Garlic Grows to Life

THE Australian garlic industry is staging a comeback, thanks to a newly revived peak industry body.

In its heyday the Australian Garlic Industry Association had 300 members.

But the 21-year-old association was close to collapse last year, due to lack of interest.

A letter to members from secretary Henry Bell warned the association would have to be wound up, prompting several members to volunteer for executive positions.

Dozens of growers and industry representatives recently attended the new-look AGIA's seminar and annual general meeting at Tooleybuc, north of Swan Hill.

AGIA chairman Leon Trembath, who was elected for a two-year term, said people had rallied and there was "a new resolution in the garlic community to keep it going".

Many commercial garlic growers quit the industry after the Sydney wholesale markets were flooded with Chinese garlic at 75c/kg in the mid-1990s.

At the time it cost Australian growers $3.60/kg to produce the crop.

Imports rose from 4481 tonnes in 1995-96 to 10,214 tonnes in 2010-11 and now also originate in Mexico, Argentina, the US, Spain and Chile.

During the past 15 years the AGIA's membership base has changed to mostly boutique growers, with 0.2ha or less. Many sell their product at the farm gate or farmers' markets.
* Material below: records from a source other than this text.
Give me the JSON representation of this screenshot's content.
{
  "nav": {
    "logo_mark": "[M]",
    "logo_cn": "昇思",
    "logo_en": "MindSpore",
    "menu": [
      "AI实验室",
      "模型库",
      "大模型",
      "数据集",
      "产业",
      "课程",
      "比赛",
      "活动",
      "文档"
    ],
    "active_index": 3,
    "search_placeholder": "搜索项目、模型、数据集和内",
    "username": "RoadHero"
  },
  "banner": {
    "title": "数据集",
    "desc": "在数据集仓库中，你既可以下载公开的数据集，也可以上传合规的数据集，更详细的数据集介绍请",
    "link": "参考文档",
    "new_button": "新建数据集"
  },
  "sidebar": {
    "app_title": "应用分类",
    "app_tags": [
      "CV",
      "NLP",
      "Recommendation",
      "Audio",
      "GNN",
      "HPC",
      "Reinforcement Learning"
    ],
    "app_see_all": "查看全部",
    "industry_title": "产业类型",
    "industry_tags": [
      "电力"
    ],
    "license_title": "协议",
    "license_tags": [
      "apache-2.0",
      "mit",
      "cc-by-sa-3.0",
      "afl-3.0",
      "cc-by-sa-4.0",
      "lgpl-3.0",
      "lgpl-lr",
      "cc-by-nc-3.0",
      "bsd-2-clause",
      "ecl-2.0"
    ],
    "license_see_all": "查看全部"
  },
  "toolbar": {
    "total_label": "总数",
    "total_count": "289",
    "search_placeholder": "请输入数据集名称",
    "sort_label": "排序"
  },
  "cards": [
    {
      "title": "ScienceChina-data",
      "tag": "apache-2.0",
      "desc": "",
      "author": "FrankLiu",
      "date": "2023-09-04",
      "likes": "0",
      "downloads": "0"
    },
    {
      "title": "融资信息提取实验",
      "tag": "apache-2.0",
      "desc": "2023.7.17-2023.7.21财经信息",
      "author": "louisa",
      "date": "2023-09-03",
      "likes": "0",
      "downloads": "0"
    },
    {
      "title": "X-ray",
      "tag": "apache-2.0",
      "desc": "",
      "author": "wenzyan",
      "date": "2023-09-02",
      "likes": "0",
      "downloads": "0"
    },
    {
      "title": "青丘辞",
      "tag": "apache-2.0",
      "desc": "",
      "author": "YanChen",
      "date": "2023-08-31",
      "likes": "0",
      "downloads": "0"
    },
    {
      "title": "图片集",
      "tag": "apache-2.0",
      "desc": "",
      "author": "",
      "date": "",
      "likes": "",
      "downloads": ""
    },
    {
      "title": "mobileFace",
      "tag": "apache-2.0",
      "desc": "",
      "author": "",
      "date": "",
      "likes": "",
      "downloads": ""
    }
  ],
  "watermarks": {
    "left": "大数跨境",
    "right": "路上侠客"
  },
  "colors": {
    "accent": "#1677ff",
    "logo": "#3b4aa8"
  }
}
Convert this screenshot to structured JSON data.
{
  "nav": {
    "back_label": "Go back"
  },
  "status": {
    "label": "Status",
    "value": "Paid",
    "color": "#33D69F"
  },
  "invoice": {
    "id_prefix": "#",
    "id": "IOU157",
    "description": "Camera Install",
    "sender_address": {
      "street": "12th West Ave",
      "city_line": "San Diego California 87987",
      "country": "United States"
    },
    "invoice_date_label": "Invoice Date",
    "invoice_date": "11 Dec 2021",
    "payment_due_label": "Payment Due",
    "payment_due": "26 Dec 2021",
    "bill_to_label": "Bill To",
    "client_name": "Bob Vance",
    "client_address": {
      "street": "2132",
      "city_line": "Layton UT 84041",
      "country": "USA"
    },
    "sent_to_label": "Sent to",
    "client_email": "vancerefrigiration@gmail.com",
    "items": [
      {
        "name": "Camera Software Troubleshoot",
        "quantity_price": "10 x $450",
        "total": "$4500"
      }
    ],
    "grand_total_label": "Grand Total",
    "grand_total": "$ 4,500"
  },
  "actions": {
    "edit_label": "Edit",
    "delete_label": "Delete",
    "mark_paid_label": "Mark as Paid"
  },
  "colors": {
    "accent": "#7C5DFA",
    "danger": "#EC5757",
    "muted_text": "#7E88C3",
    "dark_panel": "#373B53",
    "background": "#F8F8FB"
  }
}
Mr Trembath said the association's focus would change from agronomic issues to "badging" and marketing.

"We want to make sure people can identify Australian garlic," he said.

"We understand the broader community's dislike for imported garlic. They keep telling us at our farmers' market stall, 'We want Australian garlic', and they're not seeing that in the supermarket."

The country's largest garlic producer, Australian Garlic Producers, is not a member of the AGIA. But AGP director Nick Diamantopoulos welcomed the AGIA's resurrection.

"It's a great resource, being able to share information and talk to other people who are doing the same thing," he told The Weekly Times.

"Garlic is a very fickle crop, so we're all learning from experience."

At the AGIA meeting, Mr Bell and retired South Australian grower Roger Schmitke were presented with life memberships, recognising more than 20 years of service.